I am trying to apply concurrency when computing trends on a (T x N) dask array.
# Reshaping xarray dataset in geographic space to (T x N)
arr = ds.values.reshape((len(YEARS), mask.size)).astype(np.float32)
# Extracting only valid pixels using a mask, then chunking
stack = da.from_array(arr[:,mask.astype(bool)])\
.rechunk({0: -1, 1: mask.sum() // (NUM_PROCESSES * 2)},
block_size_limit = 10e3)
result = stack.map_blocks(compute_trend, dtype = np.float32, drop_axis = 0)
trends = result.compute()
I can confirm this works fine with a trivial number of pixels (i.e., when mask.sum() is circa hundreds of pixels). However, when I apply this to the full dataset, I start to see warnings…
UserWarning: Sending large graph of size 18.50 MiB.

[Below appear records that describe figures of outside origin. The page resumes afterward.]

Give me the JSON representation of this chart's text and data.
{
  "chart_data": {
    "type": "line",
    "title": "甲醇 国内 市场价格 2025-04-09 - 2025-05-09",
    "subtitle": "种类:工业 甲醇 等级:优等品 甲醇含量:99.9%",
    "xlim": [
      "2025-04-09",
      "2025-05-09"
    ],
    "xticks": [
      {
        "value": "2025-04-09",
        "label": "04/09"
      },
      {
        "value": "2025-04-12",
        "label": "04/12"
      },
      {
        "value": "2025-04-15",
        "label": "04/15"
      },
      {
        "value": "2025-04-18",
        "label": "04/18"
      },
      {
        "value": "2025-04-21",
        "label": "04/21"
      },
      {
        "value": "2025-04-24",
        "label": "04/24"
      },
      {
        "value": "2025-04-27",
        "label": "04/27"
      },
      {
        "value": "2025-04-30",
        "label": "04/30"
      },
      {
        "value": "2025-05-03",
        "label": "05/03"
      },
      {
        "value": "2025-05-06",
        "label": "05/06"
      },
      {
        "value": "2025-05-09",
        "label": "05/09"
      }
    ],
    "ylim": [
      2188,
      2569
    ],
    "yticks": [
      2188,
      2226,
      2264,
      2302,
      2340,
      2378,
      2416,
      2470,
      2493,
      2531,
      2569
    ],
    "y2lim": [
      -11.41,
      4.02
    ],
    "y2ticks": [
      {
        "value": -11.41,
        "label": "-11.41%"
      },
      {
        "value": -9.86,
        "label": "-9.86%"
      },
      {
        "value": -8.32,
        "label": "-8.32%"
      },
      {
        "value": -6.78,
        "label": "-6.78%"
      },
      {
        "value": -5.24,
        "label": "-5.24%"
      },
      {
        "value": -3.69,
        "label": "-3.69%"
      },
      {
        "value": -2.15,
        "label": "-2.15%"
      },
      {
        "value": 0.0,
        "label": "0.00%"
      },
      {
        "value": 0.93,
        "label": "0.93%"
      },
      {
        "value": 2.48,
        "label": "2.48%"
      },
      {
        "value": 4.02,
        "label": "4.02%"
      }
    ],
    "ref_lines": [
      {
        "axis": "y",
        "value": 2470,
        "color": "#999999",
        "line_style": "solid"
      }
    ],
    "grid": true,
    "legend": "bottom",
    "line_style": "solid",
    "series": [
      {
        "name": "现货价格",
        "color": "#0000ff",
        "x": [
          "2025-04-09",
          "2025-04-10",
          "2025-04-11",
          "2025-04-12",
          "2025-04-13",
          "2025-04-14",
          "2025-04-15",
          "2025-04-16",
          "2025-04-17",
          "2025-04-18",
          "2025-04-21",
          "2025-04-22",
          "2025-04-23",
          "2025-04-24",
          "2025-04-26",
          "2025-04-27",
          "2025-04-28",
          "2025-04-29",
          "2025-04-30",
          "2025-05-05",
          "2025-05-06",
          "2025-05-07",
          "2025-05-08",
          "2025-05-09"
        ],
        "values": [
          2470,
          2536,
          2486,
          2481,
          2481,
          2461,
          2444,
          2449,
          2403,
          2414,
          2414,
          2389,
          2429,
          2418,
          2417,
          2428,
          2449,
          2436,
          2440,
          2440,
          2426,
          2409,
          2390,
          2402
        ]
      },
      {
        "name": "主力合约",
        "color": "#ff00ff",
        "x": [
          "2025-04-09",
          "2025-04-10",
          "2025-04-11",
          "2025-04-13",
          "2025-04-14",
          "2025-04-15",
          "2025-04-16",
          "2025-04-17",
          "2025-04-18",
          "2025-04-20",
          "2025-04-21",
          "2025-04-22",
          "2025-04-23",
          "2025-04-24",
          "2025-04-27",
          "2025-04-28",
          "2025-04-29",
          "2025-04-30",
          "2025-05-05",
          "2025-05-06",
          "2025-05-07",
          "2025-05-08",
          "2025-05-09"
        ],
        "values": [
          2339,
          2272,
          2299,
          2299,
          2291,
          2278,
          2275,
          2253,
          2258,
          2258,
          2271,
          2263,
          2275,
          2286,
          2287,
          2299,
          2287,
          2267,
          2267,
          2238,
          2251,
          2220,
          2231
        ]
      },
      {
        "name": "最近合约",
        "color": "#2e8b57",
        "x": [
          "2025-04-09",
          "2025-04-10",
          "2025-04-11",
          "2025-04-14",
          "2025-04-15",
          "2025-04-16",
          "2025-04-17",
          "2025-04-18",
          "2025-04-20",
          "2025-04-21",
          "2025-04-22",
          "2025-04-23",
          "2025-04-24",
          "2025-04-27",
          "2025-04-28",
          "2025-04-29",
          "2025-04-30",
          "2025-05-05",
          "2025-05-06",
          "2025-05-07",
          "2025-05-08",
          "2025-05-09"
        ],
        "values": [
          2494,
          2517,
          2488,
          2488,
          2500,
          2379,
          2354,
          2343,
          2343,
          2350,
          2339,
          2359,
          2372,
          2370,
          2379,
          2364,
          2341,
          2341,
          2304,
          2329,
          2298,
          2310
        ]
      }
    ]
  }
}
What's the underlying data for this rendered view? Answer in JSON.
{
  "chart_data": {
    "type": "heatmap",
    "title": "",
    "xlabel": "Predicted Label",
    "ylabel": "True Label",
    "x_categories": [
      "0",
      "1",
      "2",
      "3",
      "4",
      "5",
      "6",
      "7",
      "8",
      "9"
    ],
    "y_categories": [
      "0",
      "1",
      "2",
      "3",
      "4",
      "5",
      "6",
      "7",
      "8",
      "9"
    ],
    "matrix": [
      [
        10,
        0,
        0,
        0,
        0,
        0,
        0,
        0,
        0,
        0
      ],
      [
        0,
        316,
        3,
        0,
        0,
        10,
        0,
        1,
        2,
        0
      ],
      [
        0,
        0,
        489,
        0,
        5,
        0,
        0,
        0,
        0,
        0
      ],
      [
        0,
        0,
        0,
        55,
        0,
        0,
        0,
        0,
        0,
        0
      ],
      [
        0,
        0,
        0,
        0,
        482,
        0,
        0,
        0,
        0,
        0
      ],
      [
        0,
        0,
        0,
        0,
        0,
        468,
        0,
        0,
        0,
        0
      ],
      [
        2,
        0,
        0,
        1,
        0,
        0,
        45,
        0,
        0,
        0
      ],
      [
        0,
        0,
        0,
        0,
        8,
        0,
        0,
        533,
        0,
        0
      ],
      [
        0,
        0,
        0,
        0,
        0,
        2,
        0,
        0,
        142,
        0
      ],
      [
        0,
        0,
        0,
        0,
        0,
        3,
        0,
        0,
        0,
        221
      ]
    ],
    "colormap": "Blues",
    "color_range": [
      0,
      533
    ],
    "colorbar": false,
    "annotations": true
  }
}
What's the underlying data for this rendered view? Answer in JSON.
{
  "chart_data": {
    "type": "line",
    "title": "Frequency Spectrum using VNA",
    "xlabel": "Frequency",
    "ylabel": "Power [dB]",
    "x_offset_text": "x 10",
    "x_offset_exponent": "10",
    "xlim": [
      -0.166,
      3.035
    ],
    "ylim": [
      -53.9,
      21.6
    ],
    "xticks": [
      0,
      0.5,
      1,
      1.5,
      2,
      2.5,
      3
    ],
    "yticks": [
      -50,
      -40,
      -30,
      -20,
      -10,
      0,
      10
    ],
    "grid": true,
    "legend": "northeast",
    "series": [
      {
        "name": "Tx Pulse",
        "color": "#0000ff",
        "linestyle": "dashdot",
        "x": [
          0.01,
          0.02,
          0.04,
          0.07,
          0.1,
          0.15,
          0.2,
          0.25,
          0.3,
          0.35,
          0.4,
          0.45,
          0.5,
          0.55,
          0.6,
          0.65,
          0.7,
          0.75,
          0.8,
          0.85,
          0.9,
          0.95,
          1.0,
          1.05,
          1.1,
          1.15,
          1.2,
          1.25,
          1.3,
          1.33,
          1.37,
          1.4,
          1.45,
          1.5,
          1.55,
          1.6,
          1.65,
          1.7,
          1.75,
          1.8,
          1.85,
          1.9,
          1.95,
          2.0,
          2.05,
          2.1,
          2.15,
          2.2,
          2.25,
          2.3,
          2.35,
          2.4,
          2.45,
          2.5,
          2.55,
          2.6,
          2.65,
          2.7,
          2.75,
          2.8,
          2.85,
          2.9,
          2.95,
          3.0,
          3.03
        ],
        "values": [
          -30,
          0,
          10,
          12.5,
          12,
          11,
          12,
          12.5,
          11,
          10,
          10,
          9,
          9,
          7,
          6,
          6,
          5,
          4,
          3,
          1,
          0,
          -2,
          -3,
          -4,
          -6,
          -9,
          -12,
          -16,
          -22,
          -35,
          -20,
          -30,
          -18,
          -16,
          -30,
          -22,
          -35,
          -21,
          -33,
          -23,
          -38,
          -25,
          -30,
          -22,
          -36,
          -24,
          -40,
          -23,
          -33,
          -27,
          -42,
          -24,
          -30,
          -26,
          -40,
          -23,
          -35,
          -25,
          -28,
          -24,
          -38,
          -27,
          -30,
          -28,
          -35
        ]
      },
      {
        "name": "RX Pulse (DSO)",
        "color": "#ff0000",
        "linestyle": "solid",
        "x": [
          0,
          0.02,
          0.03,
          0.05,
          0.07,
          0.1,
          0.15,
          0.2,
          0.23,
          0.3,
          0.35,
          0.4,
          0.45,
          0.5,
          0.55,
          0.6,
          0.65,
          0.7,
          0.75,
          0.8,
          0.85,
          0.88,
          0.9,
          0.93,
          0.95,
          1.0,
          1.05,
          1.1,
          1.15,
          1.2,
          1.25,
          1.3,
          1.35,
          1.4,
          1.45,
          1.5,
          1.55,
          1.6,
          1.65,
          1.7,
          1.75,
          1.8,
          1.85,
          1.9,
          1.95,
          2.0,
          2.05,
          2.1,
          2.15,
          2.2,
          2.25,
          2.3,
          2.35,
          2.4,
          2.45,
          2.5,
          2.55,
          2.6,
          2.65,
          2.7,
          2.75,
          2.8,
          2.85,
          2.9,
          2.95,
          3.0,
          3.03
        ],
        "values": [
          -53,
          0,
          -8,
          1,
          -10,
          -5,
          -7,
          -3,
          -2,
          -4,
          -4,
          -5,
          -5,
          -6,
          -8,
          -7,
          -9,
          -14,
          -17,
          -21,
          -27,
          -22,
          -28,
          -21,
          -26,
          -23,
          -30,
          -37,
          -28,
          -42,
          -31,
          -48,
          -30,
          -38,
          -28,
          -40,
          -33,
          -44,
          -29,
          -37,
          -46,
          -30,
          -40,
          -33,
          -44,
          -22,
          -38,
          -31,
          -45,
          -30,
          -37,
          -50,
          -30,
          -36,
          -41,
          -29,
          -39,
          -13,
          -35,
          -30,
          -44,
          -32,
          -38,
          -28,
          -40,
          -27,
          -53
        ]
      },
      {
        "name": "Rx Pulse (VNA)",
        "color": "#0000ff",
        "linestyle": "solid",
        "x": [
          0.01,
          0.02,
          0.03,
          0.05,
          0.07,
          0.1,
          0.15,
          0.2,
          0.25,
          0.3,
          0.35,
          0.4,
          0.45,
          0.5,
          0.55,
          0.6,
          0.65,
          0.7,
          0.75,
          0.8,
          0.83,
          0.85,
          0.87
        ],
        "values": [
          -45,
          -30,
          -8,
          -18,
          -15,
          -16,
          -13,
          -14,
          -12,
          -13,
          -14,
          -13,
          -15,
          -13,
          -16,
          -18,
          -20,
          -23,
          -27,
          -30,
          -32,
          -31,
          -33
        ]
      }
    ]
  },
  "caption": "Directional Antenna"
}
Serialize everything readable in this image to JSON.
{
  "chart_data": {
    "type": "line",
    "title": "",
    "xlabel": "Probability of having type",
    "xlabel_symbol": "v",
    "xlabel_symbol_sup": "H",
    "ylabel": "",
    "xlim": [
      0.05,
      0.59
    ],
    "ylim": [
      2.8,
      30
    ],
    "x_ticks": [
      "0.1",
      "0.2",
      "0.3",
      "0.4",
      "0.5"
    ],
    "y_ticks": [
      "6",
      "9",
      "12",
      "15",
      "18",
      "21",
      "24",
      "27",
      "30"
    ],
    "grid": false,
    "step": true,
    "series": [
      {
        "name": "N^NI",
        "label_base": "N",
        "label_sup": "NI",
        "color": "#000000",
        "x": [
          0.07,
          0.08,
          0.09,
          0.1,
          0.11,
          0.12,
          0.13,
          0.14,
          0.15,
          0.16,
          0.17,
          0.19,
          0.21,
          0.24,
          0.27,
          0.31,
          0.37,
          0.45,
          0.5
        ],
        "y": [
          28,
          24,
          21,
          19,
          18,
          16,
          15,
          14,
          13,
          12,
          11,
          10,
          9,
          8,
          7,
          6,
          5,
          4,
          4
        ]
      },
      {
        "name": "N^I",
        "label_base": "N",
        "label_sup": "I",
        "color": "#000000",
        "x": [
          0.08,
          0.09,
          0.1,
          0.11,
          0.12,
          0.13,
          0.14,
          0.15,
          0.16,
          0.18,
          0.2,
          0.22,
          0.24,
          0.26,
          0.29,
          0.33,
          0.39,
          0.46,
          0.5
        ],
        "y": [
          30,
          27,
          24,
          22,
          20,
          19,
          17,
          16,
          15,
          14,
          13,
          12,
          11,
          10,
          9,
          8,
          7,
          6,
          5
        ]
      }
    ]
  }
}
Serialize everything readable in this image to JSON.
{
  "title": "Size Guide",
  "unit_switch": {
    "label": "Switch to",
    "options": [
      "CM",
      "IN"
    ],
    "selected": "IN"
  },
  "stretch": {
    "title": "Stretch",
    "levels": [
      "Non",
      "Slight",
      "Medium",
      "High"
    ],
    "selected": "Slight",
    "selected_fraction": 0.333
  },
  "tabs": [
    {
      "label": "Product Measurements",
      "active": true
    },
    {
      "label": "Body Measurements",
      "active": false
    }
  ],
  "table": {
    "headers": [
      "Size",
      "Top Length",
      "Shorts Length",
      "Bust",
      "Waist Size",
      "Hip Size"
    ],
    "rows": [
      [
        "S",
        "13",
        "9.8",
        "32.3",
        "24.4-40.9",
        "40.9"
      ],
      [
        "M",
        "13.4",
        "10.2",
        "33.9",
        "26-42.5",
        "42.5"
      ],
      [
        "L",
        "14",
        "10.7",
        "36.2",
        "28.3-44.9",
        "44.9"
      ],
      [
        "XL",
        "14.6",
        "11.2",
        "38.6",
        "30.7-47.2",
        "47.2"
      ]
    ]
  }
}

This may cause some slowdown.
Consider scattering data ahead of time and using futures.
warnings.warn(
I feel that I have carefully chunked the data into manageable pieces–even set an upper limit of 10 kb on each block size, so I am unclear why I get this warning. Also, I have been unable to find any examples of “scattering” or using futures when also using map_blocks(). There’s good dask documentation on scattering and futures, in general, but it’s unclear to me how to combine this with map_blocks(). The most relevant discourse topic has no code examples.